Canal crisis: U.S. agriculture feels the pain

Feb 27, 2024

Justin Cauley, a transportation expert with CHS, explains why shipping disruptions at the Panama and Suez canals are impacting U.S. grain shipments and delivery of crop inputs.

The Panama and Suez canals are key shortcuts for cargo ships moving U.S. grain to global customers and bringing fertilizer to U.S. farmers. Factors from low water levels to geopolitical conflicts are limiting traffic through the canals. Justin Cauley, a transportation expert with CHS, describes how the slowdown is affecting U.S. agriculture.

Importance of the Panama Canal

U.S. corn, soybeans, sorghum and other commodities shipped from the Gulf of Mexico to buyers in China, Japan and Korea has traditionally moved through the Panama Canal in Central America as a shortcut to the east. However, drought conditions in Panama have forced the Panama Canal Authority to restrict shipping through the canal. Low water levels in Lake Gatun, which is used to fill locks, is the primary concern. With limited access to the canal, many ships are taking longer and costlier routes through the Suez Canal or around the tip of Africa.

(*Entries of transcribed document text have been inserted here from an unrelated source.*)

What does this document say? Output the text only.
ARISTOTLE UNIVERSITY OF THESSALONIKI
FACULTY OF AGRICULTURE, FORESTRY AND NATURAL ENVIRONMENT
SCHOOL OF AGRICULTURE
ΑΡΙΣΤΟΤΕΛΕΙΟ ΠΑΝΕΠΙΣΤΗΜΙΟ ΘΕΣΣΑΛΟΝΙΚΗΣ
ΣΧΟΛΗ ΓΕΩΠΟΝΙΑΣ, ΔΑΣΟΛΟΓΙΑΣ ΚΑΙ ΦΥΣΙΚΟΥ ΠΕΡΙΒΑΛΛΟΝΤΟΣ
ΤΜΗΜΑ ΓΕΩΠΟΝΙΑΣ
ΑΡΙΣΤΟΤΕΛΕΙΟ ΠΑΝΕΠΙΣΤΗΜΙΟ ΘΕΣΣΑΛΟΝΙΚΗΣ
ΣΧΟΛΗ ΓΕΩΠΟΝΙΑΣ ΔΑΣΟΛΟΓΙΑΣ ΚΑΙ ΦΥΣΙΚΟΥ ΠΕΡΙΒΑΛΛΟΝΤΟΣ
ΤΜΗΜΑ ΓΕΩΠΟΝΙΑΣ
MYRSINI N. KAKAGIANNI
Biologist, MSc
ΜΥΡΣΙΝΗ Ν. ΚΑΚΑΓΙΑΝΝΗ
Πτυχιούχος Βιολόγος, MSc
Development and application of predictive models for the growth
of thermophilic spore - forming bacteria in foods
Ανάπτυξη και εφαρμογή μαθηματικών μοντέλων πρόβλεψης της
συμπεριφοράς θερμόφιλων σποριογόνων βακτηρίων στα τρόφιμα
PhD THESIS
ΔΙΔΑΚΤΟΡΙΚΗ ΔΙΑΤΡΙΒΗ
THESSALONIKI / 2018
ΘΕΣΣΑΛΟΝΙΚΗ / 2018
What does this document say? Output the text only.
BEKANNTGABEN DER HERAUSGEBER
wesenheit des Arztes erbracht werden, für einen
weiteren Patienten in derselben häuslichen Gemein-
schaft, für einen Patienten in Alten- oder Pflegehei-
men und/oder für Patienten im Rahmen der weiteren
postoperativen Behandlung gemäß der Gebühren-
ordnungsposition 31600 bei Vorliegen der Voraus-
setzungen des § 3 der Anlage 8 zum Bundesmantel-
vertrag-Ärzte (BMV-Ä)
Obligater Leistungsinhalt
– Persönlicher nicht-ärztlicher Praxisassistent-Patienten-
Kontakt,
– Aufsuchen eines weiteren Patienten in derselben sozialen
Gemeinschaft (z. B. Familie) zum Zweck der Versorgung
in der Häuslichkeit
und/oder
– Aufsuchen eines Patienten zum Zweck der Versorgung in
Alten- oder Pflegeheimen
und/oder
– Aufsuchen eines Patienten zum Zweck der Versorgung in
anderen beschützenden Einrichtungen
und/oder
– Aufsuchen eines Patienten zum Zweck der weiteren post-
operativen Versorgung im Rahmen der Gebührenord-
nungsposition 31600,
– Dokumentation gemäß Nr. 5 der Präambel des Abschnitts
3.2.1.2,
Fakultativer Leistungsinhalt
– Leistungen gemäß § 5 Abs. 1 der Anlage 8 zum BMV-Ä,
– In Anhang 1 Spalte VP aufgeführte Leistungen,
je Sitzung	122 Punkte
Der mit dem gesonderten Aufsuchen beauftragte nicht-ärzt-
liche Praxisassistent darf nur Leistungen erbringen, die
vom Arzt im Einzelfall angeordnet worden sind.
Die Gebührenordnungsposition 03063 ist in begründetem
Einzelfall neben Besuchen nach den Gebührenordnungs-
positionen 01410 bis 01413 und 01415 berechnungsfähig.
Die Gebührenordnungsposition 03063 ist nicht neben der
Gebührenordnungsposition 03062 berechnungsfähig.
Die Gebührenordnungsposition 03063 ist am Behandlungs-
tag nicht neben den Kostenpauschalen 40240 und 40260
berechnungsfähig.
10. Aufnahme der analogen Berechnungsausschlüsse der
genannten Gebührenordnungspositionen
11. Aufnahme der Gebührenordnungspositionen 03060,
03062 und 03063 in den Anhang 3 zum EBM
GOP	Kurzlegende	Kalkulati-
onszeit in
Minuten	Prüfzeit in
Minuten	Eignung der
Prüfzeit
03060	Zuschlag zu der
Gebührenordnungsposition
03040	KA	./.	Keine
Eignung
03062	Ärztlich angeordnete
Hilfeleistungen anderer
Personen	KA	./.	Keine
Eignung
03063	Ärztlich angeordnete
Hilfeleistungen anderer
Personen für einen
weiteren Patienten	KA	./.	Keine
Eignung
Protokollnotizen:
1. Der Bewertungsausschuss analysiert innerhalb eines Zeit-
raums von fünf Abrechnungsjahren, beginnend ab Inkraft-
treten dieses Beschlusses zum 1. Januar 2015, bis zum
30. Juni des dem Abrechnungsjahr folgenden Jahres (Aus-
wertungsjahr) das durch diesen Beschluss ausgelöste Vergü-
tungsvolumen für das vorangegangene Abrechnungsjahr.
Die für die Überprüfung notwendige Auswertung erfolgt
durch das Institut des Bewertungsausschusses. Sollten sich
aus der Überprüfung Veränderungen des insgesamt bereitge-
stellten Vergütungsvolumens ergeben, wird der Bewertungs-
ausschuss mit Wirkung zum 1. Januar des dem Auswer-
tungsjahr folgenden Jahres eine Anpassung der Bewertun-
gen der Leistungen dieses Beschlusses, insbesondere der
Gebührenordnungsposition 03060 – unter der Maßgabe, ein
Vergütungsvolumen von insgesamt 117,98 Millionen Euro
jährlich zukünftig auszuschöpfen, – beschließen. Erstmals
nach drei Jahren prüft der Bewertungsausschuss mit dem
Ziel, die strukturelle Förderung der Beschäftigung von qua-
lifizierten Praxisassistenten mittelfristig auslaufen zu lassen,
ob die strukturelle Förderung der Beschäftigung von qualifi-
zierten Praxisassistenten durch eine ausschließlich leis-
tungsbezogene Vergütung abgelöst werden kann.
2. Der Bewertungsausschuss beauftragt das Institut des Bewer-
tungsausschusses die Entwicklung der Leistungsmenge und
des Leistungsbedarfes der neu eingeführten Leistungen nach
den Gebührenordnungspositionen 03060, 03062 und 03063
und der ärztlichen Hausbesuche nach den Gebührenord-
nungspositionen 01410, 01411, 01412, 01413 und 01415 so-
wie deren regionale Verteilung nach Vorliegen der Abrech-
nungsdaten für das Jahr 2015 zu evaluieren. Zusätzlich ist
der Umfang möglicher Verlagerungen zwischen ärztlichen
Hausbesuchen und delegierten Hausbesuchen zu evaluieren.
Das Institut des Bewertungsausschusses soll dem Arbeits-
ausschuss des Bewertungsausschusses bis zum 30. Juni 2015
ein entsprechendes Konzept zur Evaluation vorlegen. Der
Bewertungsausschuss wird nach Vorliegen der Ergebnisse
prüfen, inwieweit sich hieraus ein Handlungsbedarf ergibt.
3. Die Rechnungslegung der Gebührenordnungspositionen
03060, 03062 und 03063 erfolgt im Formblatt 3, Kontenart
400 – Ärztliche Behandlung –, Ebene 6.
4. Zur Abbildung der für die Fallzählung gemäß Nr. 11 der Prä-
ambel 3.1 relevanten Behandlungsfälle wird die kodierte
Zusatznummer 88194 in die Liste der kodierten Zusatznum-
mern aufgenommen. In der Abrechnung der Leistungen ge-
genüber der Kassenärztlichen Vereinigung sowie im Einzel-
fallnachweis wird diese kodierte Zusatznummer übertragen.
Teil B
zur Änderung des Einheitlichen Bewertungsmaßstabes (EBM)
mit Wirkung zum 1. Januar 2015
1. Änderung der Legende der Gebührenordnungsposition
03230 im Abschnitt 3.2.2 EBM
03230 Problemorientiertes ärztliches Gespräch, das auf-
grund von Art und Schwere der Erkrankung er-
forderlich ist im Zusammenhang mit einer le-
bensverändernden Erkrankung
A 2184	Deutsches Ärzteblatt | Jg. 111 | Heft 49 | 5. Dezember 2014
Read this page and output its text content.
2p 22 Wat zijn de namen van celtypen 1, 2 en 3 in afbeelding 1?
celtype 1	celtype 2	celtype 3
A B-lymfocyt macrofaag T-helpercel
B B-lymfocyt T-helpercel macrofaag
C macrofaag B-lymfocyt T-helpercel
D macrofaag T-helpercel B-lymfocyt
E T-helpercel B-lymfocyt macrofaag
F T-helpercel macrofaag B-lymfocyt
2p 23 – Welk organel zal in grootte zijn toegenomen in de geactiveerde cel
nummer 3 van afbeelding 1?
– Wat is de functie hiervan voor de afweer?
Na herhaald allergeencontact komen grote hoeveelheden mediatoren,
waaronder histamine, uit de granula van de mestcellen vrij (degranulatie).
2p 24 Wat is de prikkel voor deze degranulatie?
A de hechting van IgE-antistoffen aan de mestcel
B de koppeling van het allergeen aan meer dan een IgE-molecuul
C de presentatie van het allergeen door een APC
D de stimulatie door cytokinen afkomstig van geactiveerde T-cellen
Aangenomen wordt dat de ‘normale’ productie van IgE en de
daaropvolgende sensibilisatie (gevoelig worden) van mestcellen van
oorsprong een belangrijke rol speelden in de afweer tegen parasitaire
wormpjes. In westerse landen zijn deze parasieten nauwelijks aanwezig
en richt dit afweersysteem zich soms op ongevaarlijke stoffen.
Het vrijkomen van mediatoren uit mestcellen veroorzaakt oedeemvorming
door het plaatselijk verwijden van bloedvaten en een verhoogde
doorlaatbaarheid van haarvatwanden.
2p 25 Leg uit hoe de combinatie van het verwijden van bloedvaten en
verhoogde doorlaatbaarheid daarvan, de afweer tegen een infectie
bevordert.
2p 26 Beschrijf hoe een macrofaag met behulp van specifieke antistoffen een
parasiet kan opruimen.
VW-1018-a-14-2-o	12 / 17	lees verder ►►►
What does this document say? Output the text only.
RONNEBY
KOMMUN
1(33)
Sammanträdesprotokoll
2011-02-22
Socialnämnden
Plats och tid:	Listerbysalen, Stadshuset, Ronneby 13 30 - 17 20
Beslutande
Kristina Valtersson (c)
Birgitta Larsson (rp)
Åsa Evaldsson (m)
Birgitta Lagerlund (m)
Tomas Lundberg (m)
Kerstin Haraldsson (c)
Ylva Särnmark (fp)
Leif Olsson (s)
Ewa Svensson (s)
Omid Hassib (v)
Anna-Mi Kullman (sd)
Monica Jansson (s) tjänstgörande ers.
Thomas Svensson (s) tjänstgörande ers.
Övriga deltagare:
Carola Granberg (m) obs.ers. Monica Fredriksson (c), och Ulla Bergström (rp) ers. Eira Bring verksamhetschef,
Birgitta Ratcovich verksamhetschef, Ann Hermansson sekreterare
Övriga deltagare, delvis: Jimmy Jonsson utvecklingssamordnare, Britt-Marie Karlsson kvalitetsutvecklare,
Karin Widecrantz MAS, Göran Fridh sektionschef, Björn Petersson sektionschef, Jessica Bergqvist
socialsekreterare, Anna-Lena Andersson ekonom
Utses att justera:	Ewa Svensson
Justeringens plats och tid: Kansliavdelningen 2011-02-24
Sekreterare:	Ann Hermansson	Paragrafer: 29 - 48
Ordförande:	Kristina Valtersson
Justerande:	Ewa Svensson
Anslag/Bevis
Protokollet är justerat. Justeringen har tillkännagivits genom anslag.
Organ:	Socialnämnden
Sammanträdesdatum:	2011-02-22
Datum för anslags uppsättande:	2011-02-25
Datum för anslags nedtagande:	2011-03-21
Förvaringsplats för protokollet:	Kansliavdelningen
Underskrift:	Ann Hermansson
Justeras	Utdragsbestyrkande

Low water levels in the Panama Canal are impacting grain and fertilizer shipping, Cauley says.

“The current El Niño cycle that we’re enjoying with a mild winter in Minnesota is the same cycle impacting rainfall levels in Panama, causing extreme drought. But it really comes down to something that all farmers understand the true importance of, and that is rain. We need more rain there.”

Lower water levels are also requiring shippers to reduce cargo volumes. Cauley says the canal, at least for now, isn’t a practical option to ship grain.

Skyrocketing grain shipping costs

“Grain shippers can’t afford to pay what the ships carrying natural gas or container ships can. So, the ships coming from the U.S. Gulf to Asia are shipping via the Suez Canal or the Cape of Good Hope,” Cauley says.

While the Suez Canal and Cape of Good Hope are viable options, that route is more expensive.

“Shipping via the Cape of Hope from the U.S. Gulf adds about 30% more time as well as 30% more fuel. Using a Panamax vessel, which is the typical size we use to ship corn and soybeans from the U.S. Gulf to Asia, could cost as much as $30,000 to $40,000 per day,” he says.

Suez Canal challenges

While the Suez Canal is an option for grain and fertilizer shippers, fewer ships are using that waterway due to conflicts in the region and the risk of ships being attacked. Many ships are instead sailing around the Cape of Good at the southern tip of South Africa.

Shipping outlook

“I believe that we will see the El Niño die out and eventually return to traditional rainfall levels. And then shipping transits will resume as normal through Panama,” Cauley says.